Chemical pulping, also known as the kraft process, is the more common production method employed in modern-day pulp mills. Once the raw wood is turned into “kraft pulp,” chemicals are used to separate lignin and cellulose fibers, and that cellulose can be used to produce even stronger paper.

The most prominent chemicals used in chemical pulping are sulfurous acid and limestone, which creates calcium bisulfite when blended. When wood chips are cooked using this sulfite process, the lignin dissolves and leaves behind cellulose fibers.

Because wood is one of the most abundant raw materials on the planet, wood pulp, or cellulose, has become ubiquitous in our daily lives. This versatile wood-based fiber material has several beneficial properties: it’s lightweight, cheap to produce and isn’t harmful for human consumption.

But the fact that pulp isn’t hazardous for us to ingest doesn’t necessarily explain why it’s in our parmesan cheese, tomato sauce, ice cream, frozen foods and so on.

Wood in My Food? Why You Shouldn’t Really Worry

Chances are you have ingested a fair amount of wood pulp throughout your life. Don’t worry, though. In small doses the ingredient is harmless.

It has no nutritional value, but it can be slightly useful for people who are trying to lose weight or improve digestion. Most forms of cellulose are natural, plant-based, and a source of bulky fiber that makes people feel full.

Many food product brands such as Kraft rely on cellulose to prevent pieces of shredded cheese from clumping, among other uses. Think about popular goods like cans of parmesan cheese. Without wood pulp, the cheese would tumble out of the can in a big block. You can also find cellulose in popular brands that sell tomato sauce, ice cream, bread and dozens of other staples.

So if it isn’t hurting anyone — and even has some indirect health benefits, and allows us to enjoy tasty parmesan cheese — what’s the problem? The origin of wood pulp should offer an idea of why the ingredient has become controversial.

Pulp Nonfiction: The Origin Story of Wood Pulp

During the 1700s European bread makers realized they could cut costs and feed more people by infusing their goods with sawdust.

“At some point some clever miller was like, ‘Hey, what if we combine the flour with sawdust?’” said Penn State food historian Bryan McDonald. “‘We’re selling stuff by weight, and people don’t really have a good way of knowing what’s flour and what’s sawdust.”

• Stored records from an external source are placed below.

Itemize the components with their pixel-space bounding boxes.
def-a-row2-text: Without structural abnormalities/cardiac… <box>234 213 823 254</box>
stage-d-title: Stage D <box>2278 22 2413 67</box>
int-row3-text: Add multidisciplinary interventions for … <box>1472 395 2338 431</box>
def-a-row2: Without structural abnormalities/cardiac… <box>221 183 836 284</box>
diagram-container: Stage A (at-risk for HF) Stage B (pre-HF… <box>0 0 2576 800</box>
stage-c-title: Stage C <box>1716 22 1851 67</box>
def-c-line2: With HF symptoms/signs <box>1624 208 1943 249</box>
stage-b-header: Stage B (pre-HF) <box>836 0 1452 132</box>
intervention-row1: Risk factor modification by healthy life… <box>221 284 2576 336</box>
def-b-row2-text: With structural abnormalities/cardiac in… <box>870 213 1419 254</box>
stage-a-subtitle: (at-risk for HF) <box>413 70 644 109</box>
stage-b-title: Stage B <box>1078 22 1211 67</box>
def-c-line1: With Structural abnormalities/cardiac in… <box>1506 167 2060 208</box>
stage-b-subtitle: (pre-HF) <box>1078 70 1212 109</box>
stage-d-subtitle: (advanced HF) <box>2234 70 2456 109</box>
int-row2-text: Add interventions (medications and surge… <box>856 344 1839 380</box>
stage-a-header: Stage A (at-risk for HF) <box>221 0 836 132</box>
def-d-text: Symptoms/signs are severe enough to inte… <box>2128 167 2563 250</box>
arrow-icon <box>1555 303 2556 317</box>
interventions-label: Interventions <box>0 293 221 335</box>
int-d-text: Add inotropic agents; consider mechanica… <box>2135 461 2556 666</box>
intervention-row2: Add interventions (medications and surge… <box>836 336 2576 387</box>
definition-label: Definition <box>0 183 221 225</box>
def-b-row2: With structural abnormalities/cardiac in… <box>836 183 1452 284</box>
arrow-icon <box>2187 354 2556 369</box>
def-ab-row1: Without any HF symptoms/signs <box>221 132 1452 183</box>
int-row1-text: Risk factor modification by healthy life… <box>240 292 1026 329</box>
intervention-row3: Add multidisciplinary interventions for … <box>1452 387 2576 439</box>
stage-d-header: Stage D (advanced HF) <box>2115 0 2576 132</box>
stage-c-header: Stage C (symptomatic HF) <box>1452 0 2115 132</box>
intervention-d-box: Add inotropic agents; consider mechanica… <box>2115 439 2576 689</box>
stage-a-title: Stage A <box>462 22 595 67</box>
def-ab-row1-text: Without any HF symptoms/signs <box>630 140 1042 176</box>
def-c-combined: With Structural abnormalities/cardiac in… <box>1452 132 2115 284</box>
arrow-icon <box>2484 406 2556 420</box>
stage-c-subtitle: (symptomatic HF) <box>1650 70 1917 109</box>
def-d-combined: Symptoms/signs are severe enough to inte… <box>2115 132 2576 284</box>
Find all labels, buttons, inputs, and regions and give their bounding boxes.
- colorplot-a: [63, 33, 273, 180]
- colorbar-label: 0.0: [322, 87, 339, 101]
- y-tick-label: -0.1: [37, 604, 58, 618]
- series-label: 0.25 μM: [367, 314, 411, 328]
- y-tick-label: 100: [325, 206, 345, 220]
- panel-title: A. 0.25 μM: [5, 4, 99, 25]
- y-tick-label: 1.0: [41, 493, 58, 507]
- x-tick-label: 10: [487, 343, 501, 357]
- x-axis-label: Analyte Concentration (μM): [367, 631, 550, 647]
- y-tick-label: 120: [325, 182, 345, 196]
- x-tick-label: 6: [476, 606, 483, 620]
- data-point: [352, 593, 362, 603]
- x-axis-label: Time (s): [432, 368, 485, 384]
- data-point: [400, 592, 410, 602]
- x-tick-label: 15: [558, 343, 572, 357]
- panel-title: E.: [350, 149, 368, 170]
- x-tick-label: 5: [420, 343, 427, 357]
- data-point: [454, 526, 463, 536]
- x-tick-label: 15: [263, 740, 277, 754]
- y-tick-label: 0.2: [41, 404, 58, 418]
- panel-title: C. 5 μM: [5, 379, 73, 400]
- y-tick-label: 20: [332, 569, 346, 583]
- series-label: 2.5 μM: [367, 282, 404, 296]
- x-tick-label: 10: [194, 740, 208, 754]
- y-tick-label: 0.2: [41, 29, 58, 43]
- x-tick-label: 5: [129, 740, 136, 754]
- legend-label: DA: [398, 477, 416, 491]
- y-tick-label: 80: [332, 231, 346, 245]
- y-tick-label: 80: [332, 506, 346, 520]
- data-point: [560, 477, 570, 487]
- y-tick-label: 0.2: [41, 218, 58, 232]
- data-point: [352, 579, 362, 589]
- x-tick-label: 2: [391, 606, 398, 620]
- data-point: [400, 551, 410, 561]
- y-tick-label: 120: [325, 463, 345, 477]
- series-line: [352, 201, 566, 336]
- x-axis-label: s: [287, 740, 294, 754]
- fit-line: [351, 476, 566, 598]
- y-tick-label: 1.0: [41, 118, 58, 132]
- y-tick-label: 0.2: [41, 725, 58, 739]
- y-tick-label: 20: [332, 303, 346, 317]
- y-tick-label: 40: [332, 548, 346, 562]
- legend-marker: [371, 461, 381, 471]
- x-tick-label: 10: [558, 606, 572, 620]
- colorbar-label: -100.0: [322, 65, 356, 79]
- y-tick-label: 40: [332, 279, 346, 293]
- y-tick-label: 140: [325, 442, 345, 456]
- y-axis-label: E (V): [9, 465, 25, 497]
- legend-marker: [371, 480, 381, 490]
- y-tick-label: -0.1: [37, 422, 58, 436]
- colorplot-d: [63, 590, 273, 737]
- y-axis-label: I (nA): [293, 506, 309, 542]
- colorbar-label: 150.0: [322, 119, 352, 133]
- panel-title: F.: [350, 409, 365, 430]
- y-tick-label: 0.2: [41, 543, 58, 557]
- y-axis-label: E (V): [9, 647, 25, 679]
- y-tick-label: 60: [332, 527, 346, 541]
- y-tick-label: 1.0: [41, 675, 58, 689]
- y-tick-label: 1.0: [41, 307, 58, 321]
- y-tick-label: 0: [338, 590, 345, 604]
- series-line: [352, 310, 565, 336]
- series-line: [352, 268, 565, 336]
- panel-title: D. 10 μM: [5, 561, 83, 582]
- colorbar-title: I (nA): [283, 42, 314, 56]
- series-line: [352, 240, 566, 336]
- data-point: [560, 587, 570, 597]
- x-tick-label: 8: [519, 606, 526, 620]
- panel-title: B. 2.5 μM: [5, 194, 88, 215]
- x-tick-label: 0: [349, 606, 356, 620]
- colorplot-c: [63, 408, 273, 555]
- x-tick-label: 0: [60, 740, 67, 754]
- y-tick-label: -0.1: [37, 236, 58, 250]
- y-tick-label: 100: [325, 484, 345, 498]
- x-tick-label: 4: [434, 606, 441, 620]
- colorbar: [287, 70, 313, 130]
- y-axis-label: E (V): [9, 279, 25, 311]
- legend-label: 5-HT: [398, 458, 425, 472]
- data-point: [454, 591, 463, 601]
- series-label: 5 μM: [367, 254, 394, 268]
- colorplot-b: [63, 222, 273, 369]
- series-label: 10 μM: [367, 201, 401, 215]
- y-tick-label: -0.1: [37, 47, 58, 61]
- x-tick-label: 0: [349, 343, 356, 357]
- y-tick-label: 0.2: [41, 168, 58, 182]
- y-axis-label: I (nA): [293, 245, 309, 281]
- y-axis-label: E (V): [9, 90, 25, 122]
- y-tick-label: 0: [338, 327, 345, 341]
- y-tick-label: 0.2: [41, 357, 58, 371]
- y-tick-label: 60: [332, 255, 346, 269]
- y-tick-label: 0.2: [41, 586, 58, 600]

Because of their efficient production, the sawdust-users eventually ran other bread makers out of business. Once people realized the high amount of sawdust had negative health effects, however, European authorities created regulations and defined exactly what qualified as bread.

Nonetheless, the practice of using sawdust spread across the world and eventually evolved into the modern technique of cooking wood pulp to extract usable cellulose.

A Modern-Day Material: Wood Pulp is Still in Your Food

Today an acceptable level of cellulose is 2-4%, according to Dean Sommer, a cheese technologist at the Center for Dairy Research in Madison, Wisconsin. Unfortunately there are still many manufacturers who try to cram cheese full of as much pulp as possible. Some of them lie about the ratio of cellulose and try to pitch the products as healthy by emphasizing the fact that they contain fiber.

In 2016 Bloomberg broke a story about Castle Cheese Inc., a company that was advertising its parmesan as 100% and then filling it with wood pulp. The former president plead guilty to FDA violations, and shortly after the company filed for bankruptcy. Despite these types of crackdowns, dozens of brands still use more than 4% cellulose in their cheese products.

Hundreds of years later, honest brands that don’t use wood pulp are still struggling to compete. To address the issue, experts such as American Cheese Society Director Nora Weisner have encouraged people to buy and grate 100% blocks of cheese instead of relying on pulp-filled cans of parmesan.

As a consumer, you might want to think about what matters to you. By purchasing wood pulp-free products, the cheddar (or paper, depending on your pun preference) you spend will ultimately get you more cheese and less sawdust.